There are several filtering methods in Tableau Prep, based on the field type and step chosen:
Automatically group text values using fuzzy matching algorithms based on pronunciation, common characters, or spelling.
Split text-based values on automatic or custom-defined delimiters.
Convert dates to modify formats without the need for calculated fields or parsing functions.
Calculated fields can be created via standard editor or visual editor, depending on the function.
Reusable flow steps can be created, saved and imported into other flows, and are commonly used for steps which are used frequently or leveraged by other users.
Data can be transformed and combined using several types of flow steps in Tableau Prep, including Union, Join, Aggregate, and Pivot. For example, the union step appends (or "stacks") records from multiple tables, based on matching columns.
Union Results & Common Issues
Review the union results in the profile pane to identify and resolve common union issues, including data type differences and mismatched fields.
Aggregate allows us to change the granularity of your data by summarizing values at higher levels.
In Tableau Prep, we can use joins to combine data between tables which share common or related fields.
We can review the join results in the profile pane to identify and resolve common issues, including mismatched values or incorrect join types or clauses.

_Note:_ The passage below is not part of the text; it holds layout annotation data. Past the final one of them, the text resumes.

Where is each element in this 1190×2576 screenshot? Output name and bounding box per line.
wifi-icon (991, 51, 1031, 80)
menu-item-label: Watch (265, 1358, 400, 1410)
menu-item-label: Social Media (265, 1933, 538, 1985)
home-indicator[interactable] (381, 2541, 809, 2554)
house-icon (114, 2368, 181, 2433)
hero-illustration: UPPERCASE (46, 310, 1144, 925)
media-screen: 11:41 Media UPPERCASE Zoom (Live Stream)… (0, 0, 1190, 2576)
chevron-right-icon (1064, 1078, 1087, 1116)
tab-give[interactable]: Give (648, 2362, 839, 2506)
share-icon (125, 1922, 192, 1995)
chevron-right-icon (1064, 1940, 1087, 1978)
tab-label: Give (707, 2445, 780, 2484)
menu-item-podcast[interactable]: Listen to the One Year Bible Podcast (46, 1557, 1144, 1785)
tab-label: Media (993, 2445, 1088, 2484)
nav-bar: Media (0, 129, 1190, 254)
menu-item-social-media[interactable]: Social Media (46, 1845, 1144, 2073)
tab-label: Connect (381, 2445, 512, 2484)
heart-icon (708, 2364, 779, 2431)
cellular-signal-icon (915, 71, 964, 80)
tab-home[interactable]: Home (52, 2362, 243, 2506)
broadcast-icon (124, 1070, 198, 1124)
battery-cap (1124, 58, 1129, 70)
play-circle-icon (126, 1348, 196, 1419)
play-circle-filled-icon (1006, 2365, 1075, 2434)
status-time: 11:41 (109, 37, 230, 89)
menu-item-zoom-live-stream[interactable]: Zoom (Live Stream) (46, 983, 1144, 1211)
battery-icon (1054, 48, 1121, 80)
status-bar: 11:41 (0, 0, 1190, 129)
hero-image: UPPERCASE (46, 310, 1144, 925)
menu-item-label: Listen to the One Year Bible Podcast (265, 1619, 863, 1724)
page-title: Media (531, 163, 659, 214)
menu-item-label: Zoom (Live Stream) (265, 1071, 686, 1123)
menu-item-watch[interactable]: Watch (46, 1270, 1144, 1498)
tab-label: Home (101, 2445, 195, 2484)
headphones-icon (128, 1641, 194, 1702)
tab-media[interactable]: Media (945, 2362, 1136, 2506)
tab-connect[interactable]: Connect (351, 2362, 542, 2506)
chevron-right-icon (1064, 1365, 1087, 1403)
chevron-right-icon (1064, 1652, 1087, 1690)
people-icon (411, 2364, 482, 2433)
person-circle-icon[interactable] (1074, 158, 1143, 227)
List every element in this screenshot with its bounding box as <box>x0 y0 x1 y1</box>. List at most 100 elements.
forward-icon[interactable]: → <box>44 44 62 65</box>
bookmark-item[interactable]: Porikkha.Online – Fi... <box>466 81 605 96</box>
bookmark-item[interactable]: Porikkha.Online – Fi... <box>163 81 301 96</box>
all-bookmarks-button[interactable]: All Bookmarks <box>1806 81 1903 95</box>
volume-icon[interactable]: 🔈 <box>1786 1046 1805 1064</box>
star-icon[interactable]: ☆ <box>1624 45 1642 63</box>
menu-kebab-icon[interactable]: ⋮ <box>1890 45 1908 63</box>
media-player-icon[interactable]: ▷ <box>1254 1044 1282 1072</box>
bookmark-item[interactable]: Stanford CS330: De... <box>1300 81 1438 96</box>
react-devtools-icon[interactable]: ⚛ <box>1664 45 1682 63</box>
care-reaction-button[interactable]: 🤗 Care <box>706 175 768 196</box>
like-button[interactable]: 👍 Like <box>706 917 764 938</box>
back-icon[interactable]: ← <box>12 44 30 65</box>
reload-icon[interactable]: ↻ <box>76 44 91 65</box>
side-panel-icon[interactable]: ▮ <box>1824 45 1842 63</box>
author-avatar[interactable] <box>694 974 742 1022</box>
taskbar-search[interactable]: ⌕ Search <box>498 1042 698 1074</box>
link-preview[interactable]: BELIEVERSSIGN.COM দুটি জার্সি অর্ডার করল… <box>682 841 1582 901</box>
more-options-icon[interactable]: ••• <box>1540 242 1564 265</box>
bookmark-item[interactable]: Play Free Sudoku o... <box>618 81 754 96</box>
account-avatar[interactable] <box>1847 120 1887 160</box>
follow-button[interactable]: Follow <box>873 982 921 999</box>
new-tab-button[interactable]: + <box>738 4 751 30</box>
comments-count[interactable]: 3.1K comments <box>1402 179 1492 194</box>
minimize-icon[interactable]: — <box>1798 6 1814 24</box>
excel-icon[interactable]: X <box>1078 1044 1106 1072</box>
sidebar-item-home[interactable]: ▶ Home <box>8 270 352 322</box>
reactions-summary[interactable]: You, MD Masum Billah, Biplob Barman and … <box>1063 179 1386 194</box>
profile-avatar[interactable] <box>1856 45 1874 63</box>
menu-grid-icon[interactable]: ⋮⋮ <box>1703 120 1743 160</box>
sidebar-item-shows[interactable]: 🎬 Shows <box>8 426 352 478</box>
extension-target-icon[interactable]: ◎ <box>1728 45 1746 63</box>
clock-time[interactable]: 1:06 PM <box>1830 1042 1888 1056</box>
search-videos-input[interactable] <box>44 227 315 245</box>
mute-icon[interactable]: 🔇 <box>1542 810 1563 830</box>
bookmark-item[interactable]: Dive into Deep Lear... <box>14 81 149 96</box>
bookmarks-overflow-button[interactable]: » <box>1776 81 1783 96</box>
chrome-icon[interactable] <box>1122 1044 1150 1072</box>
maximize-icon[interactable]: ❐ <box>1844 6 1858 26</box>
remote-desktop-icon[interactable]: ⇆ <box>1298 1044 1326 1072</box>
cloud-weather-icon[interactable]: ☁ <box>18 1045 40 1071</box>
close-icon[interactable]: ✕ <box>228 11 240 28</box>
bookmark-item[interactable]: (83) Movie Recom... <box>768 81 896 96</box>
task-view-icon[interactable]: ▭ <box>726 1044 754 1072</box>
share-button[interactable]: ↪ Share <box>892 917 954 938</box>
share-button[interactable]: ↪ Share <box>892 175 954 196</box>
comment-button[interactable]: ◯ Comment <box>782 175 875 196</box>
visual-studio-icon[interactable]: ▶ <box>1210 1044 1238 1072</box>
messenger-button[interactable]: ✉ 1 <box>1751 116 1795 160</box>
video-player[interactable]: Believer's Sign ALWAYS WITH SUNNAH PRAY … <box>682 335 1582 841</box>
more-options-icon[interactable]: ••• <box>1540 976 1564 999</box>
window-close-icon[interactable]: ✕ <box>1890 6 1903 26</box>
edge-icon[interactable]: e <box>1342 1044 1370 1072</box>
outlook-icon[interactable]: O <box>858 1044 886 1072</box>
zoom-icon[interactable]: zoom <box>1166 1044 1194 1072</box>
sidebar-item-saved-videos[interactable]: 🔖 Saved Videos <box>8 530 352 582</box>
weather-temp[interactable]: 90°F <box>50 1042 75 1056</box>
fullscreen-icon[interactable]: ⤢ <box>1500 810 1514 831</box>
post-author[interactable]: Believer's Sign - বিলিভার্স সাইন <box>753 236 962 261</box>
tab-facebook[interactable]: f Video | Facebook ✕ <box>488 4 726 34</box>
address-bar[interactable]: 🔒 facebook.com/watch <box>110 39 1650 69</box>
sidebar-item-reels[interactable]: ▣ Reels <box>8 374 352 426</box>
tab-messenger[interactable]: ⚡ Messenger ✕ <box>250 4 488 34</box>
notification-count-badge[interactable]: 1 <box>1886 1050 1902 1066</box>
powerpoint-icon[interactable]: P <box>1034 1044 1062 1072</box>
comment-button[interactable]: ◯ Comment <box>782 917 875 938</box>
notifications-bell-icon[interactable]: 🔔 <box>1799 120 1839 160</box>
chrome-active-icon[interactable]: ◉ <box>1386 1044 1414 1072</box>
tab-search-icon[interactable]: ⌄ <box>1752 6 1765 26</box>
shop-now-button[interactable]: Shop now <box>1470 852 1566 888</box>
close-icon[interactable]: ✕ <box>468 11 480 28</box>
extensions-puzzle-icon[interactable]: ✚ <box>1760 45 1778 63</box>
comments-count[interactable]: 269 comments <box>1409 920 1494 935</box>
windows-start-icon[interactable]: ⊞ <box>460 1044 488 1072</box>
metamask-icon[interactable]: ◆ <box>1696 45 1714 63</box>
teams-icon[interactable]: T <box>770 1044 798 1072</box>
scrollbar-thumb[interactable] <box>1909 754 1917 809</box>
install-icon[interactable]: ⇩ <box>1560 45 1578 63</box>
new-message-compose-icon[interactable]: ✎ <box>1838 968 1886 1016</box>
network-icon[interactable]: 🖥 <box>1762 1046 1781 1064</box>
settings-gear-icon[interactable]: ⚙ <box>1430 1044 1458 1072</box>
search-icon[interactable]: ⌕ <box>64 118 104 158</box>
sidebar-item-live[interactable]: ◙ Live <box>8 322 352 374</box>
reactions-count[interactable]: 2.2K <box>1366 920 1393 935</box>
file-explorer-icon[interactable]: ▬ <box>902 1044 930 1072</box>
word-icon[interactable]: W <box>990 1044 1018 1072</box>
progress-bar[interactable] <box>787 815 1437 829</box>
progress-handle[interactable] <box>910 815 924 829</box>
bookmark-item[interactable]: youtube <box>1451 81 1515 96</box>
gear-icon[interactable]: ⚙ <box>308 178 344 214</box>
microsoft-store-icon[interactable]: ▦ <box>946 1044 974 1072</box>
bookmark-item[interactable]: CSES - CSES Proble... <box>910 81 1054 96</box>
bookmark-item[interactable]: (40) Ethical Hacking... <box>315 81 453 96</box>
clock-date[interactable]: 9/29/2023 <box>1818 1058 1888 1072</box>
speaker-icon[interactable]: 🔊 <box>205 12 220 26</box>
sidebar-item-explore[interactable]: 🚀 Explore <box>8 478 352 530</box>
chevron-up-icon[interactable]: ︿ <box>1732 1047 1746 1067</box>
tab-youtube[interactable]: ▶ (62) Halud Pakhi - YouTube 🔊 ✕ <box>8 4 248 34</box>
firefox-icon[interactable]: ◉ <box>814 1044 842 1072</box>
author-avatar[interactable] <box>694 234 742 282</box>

PRO TIP: use the Preview in Tableau Desktop option to preview the output while developing a flow.
We can create local extracts in Tableau Prep to output as either .csv or .hyper file formats.
Prep can write to external databases as a new table or append/replace data in an existing table.
Publish data sources to Tableau Server to grant user access to data and enable automated refreshes. That's tedious manual work and can be replaced by Tableau Prep Conductor which is used to automate and optimize flows in Tableau Server/Online.